Cinder Block Storage is, in essence, the same as AWS Elastic Block Storage [EBS] whereby persistent volumes can be attached to VMs. Cinder can use Swift/Ceph (or linux LVM) as a backend for storage. Instance storage, without Cinder Block Storage is ephemeral.

Keystone Identity provides authentic and authorization services for OpenStack services. Keystone also provides the central repository for available services and their end points. Keystone also enables definition of Users, Roles that can be assigned to Projects (Tenants). Keystone uses MariaDB by default but can use LDAP (not sure if a DB backend is still required in that case).

Behind the core OpenStack services above – there are some other critical services (dependencies):

  • Time synchronization – OpenStack services depend on this for communication, in particular Keystone issues access tickets that are tied to timestamps
  • Database – MariaDB (by default) for Keystone is a critical services
  • Message Queue – Enable message passing between services – which given the RESTful communications is again critical

Following on from the brief overview of key components of OpenStack we look at the RESTful api – basically just stating that HTTP with JSON is prevalent.
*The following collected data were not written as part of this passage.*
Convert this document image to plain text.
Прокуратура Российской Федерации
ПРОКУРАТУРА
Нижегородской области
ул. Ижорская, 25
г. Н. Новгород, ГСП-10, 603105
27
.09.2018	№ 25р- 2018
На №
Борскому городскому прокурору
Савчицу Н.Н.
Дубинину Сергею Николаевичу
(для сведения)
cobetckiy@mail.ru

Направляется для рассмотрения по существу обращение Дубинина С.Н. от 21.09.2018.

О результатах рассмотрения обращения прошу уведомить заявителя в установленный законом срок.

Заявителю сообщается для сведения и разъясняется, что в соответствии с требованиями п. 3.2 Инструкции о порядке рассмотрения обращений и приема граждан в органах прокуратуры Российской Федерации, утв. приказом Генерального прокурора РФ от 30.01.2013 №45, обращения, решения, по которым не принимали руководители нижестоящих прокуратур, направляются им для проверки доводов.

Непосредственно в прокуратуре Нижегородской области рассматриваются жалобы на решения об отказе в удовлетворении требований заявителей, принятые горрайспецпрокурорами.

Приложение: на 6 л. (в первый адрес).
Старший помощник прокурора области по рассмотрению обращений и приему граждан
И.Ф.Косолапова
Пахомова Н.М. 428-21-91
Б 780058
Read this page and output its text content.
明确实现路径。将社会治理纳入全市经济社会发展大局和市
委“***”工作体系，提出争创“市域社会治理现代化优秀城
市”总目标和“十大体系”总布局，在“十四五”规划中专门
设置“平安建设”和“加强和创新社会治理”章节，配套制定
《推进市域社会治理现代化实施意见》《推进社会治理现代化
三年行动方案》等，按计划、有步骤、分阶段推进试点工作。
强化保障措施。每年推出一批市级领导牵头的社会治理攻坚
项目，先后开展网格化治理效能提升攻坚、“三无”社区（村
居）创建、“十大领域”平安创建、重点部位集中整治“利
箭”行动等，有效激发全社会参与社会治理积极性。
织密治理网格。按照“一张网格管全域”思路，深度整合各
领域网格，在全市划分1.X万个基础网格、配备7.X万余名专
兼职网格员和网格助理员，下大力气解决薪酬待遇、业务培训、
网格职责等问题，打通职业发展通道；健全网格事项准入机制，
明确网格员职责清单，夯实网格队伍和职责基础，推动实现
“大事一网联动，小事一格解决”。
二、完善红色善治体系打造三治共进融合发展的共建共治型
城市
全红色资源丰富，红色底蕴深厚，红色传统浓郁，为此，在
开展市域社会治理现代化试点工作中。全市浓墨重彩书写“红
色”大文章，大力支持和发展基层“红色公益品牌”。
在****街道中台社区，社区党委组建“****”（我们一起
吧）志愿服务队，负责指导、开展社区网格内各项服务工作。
If one wanted to basically all OpenStack operations could be complete with cURL.

Horizon is the introduced as a web-based GUI alternative to using the RESTful APIs or the command line client. The command line client  can be configure to point to Keystone from which it will discover all the other available services (Nova, Neutron, Swift, Glance etc). The Horizon Dashboard distinguished between Administrators and Tenants but based on our initial testing.

That’s a wrap for, Session 3 we will start deploying OpenStack!